Drink Freitag

It's the busiest night of the year for Irish off-licences (liquor stores). Tomorrow is Good Friday, the biggest piss-up of them all!
The pubs are shut for the whole day - the whole day! - so queues of people are now buying every scrap of booze they can carry, tongues hanging out, panic-stricken at the thought of having to go dry for a whole day. A whole fucking day!

Crate-loads of liquor are being bought at a ferocious pace. Beer, wine, spirits; there can never be enough. Whatever you can carry. Never mind that all that alcohol would kill a horse - it has to last until the pubs open again on Saturday.

The ironically-named Good Friday is one of only two days in Ireland the sacred pub must close (Christmas Day the other) so of course the only way to get through this inhumane drought is by having a party stuffed to the gills with crates of booze.
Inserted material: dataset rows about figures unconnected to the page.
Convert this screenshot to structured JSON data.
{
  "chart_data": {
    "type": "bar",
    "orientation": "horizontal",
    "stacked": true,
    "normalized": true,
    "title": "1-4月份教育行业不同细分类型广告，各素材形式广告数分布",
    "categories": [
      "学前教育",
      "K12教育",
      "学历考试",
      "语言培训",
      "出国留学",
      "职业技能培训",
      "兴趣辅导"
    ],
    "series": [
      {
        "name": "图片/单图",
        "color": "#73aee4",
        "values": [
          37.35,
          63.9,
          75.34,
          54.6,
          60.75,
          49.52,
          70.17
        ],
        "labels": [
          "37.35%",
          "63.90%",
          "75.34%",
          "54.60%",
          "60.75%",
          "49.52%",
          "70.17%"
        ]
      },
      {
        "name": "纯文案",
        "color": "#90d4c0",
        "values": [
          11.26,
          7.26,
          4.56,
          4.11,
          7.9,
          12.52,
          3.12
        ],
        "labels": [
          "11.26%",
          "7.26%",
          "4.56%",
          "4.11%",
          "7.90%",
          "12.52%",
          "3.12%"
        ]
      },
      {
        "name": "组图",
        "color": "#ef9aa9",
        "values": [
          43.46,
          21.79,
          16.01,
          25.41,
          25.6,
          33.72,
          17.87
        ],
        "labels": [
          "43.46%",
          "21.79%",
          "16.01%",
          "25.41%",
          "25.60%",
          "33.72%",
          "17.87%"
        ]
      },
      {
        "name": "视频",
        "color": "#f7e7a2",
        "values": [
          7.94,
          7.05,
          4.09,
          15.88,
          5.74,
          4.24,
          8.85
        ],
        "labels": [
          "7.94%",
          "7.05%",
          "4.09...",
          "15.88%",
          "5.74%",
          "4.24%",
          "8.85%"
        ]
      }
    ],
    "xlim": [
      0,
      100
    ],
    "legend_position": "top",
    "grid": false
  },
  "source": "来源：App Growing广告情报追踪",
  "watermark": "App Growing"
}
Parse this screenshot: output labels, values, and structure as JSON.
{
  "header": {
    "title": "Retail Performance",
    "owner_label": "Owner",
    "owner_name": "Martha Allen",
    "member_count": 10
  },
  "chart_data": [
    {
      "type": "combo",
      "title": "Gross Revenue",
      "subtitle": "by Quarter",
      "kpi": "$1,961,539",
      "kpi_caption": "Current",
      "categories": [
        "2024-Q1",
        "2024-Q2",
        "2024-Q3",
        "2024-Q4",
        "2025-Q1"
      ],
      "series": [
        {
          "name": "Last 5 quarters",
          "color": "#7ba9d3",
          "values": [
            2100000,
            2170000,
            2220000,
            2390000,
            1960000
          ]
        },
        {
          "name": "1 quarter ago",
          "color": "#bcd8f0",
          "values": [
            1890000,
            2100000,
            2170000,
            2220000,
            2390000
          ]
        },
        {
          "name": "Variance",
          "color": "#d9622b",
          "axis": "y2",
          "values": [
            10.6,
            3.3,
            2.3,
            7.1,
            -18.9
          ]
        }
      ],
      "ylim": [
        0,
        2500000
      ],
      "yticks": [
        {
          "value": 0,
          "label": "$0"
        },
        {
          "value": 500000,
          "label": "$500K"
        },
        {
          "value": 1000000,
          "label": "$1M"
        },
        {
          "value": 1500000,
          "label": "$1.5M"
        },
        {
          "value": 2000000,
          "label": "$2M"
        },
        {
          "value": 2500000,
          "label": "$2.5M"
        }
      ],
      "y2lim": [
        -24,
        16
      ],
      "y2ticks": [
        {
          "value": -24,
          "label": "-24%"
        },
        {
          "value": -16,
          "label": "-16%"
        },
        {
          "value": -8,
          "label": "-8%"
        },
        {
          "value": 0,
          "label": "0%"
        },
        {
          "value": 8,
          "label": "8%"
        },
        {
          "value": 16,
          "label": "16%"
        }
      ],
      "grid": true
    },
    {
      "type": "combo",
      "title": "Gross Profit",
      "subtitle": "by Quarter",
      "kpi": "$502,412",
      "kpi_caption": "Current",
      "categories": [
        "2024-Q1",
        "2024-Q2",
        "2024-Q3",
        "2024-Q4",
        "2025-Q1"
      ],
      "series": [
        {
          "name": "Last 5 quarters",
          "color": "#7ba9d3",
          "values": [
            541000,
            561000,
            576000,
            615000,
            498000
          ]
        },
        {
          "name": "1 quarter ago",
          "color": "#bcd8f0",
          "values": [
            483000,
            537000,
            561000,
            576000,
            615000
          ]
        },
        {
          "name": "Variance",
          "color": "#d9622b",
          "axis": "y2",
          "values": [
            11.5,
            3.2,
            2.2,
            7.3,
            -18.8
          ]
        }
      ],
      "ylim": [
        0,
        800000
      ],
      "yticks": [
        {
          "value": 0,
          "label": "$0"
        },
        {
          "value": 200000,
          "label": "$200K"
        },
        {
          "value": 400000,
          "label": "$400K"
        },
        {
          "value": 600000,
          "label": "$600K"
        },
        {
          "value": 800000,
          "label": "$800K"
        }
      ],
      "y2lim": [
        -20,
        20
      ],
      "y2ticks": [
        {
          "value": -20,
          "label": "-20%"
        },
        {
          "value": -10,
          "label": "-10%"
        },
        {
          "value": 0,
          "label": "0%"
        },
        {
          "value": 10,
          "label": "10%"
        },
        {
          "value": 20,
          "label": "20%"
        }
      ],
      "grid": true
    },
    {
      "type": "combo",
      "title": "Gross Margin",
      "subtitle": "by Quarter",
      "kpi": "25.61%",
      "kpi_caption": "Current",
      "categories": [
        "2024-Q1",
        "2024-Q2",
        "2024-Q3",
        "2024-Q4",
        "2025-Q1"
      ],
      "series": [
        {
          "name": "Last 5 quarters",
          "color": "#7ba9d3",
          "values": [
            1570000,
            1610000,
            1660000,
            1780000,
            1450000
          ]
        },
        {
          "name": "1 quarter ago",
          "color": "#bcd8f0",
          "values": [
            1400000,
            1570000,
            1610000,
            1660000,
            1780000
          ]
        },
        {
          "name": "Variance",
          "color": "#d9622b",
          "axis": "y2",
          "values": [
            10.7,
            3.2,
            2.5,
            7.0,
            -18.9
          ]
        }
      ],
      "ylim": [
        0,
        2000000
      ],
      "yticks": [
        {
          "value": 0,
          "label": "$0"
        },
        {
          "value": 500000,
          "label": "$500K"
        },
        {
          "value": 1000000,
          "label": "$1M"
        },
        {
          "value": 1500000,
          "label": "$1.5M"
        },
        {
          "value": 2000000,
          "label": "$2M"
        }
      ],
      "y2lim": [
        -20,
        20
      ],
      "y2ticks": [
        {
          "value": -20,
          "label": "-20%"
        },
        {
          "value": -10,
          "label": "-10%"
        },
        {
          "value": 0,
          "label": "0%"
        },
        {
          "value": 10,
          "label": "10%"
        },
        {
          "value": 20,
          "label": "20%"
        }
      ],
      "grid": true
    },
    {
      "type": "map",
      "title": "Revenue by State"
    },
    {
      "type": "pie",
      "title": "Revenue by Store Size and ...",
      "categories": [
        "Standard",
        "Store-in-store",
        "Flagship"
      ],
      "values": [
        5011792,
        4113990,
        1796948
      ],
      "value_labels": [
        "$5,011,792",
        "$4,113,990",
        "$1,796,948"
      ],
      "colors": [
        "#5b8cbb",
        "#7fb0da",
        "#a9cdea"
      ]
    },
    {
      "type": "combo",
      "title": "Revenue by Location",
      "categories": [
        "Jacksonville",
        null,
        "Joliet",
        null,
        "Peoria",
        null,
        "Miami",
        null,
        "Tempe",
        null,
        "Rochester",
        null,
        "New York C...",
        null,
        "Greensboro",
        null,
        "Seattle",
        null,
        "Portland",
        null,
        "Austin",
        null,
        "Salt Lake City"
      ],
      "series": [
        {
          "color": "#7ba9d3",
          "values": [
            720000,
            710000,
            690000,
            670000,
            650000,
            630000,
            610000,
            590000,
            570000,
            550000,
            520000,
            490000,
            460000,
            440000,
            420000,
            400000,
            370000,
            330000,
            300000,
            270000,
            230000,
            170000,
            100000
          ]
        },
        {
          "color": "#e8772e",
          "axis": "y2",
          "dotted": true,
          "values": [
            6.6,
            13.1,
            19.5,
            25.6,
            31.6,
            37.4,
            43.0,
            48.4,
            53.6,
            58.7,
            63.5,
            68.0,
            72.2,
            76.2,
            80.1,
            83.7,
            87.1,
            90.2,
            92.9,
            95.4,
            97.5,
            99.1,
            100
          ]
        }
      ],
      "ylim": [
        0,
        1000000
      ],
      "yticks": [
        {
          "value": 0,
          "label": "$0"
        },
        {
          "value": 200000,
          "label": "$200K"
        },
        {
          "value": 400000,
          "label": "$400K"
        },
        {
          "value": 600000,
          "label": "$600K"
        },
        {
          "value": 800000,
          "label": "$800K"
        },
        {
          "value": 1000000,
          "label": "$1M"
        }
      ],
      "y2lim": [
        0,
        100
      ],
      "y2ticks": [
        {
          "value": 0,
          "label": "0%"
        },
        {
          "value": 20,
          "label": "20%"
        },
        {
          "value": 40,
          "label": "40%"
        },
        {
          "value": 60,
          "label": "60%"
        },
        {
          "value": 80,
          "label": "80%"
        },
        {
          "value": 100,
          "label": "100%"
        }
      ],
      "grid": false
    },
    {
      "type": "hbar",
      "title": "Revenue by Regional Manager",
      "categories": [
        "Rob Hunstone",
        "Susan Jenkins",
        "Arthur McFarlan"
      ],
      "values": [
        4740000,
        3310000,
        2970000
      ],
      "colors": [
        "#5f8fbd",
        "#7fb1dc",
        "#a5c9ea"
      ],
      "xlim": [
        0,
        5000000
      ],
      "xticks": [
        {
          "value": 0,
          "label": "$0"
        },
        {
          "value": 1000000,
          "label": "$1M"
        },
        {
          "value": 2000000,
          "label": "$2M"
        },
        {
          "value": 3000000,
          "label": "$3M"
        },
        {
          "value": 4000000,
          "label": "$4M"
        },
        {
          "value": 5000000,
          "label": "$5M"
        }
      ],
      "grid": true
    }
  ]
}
It's probably the only day of the year people unite in camaraderie against the common enemy - sobriety.

Parties everywhere will be rocking to the Good Friday beat, with revellers guzzling down alcoholic liquids until they can guzzle no more, determined to defy the forced abstention. A 24 hour prohibition obliterated with a week's worth of booze.

Thankfully in Germany the pubs are still open, and there's no need to resort to such drastic measures. I can't remember what I did for the occasion last year (probably too drunk), but tomorrow the only thing I need fear is a lack of comedic theatre performances and events. Apparently these are illegal on the day, as are public dancing events.

Good Friday is certainly a misnomer. Good for who? Certainly not for Jesús who was nailed to a cross. Feckin' Romans. Today's authorities are no better: also trying to make it a miserable Friday. No drink in Ireland; no comedy in Germany (ahem).
Arse to them. Let's drink, laugh, dance and be merry - make sure it's a Great Friday!